UOL eyes more overseas assets to buck sluggish local property market

It wants a 70/30 asset split.

UOL Group is looking to enlarge is overseas asset base in order to buck the challenging local property market. According to CIMB, UOL is targeting a 70/30 asset split between Singapore and overseas locations.

UOL currently has a 85/15 asset split, but it is looking to widen its geographic footprint to include the UK as well as China, Myanmar and Indonesia.

“ As a direct and indirect (via UIC) owner of one of the largest retail and office properties in Singapore as well as a sizeable hotel portfolio, it has a strong recurrent income base in addition to a stream of residential earnings in FY15-16 from locked-in presales. In the longer run, the target to establish a 70/30 asset split in Singapore vs. overseas would enable it to widen its geographic footprint to both developed and emerging economies. We think the potential for corporate exercise exists as the group’s stake in UIC inches closer to 50%.” noted CIMB.

Here’s more from CIMB:
Furthermore, as the direct and indirect (via UIC) owner of one of the largest and growing retail and office portfolios in Singapore, leasing income is robust while redevelopment potential at some of its older properties could enhance returns in the long term. 

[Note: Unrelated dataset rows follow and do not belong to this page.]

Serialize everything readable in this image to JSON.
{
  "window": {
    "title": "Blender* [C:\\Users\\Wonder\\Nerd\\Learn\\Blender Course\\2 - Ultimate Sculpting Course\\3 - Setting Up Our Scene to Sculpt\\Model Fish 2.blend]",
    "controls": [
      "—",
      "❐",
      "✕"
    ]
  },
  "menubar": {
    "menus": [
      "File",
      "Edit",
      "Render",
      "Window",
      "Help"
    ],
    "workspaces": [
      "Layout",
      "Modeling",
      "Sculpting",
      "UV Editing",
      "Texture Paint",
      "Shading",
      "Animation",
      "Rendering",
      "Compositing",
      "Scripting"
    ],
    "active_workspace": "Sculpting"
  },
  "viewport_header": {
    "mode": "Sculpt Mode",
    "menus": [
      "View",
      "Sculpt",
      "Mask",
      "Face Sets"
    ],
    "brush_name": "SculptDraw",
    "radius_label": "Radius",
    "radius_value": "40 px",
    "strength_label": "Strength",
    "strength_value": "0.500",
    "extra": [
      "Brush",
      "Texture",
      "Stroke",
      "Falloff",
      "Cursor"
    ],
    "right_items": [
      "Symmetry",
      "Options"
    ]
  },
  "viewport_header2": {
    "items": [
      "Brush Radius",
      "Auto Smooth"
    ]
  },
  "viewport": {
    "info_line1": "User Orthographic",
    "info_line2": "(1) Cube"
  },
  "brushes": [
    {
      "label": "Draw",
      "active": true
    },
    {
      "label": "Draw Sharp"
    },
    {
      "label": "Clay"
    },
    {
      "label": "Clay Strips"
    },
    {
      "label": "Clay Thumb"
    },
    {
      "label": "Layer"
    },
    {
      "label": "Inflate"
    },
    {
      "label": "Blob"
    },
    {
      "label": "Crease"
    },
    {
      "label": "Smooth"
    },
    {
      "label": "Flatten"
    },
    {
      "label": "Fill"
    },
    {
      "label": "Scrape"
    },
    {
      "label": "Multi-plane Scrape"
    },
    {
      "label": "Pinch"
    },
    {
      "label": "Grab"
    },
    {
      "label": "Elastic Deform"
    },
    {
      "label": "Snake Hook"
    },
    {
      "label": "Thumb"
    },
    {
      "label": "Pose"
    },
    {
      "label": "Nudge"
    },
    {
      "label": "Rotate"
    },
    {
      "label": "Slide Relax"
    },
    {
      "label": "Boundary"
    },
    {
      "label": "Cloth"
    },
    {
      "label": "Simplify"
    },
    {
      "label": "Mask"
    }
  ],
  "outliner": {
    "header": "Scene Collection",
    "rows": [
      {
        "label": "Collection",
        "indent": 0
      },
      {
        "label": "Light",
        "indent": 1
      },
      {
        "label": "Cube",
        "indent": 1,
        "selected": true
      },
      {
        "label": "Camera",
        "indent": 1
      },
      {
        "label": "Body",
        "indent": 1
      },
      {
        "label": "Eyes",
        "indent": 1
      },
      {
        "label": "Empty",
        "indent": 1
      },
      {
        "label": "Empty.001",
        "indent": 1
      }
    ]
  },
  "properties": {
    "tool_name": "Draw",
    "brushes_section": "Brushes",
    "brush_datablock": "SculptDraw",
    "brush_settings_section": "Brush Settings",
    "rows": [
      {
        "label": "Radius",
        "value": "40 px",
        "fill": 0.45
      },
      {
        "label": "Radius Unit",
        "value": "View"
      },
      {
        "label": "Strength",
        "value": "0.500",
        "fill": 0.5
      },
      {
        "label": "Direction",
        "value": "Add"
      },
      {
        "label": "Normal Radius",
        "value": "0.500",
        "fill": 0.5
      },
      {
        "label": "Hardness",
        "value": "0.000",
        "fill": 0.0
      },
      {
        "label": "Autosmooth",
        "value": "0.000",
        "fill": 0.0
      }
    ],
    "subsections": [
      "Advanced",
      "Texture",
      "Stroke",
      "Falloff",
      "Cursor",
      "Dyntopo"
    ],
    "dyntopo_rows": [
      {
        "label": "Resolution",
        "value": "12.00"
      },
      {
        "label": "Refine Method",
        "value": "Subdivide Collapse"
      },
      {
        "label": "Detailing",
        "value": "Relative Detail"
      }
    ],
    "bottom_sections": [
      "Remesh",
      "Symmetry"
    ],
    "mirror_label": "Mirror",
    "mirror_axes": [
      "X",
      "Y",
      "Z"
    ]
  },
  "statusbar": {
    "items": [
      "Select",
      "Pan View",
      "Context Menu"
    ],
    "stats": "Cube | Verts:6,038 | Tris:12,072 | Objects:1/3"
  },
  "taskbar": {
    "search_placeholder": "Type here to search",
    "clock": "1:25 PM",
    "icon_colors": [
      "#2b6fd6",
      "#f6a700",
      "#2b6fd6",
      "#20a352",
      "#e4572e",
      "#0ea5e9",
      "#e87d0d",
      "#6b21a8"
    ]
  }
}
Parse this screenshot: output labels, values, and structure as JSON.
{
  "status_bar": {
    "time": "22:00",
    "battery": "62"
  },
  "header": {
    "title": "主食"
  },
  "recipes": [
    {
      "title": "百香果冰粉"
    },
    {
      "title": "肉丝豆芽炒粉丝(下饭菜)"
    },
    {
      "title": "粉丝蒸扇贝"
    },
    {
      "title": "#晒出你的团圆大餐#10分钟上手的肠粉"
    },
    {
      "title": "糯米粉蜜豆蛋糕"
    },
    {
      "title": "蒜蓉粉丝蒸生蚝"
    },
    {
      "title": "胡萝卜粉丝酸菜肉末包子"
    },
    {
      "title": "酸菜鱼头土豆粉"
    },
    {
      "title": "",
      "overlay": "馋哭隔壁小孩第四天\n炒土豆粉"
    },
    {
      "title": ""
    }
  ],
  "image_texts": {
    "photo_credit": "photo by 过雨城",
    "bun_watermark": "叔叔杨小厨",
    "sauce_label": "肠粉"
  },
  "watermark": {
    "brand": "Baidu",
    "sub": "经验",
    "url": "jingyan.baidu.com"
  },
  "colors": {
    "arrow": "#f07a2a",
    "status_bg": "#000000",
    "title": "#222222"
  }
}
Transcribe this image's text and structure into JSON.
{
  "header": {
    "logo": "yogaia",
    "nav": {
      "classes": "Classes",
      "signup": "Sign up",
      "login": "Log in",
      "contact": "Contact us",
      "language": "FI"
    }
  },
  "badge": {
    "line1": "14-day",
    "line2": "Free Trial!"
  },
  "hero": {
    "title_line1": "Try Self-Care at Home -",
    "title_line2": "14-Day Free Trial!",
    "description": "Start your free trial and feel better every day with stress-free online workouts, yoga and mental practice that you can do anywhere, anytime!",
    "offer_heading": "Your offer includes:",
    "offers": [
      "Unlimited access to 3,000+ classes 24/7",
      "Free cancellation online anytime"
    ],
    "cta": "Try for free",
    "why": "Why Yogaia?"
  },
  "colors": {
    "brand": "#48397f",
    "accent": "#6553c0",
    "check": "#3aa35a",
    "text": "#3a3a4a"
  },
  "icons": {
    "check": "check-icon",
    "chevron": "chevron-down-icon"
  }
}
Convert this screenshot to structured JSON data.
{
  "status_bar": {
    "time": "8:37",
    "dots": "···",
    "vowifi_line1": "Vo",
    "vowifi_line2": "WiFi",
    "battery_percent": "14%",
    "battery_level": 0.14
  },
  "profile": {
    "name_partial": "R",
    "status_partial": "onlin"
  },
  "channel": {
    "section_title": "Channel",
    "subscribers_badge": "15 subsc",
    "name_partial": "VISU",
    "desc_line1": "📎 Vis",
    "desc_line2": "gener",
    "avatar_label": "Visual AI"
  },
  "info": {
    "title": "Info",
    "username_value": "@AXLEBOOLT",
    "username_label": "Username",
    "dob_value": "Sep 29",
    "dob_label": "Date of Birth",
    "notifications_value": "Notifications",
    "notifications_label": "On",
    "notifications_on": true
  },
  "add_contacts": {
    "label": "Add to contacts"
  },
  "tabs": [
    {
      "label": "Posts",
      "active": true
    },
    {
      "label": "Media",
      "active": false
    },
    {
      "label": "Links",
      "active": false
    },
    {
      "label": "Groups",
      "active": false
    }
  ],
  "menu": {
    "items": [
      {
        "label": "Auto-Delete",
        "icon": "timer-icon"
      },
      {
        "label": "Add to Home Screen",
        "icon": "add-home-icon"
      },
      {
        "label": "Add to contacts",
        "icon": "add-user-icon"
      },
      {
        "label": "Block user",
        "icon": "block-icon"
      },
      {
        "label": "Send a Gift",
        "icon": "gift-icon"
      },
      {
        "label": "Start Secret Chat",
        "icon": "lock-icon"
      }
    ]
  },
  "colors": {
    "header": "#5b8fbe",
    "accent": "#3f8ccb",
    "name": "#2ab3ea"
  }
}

In terms of potential corporate exercise, we think as UOL’s stake in UIC approaches 50%, there is room for UOL to explore more avenues and opportunities to generate more operating efficiencies and economies of scale from this portfolio. 

UOL remains one of our top picks in the Singapore property sector. At 38% discount to RNAV, valuations are attractive. We believe UOL has significant embedded value within its own as well as UIC and Singland’s investment property portfolios.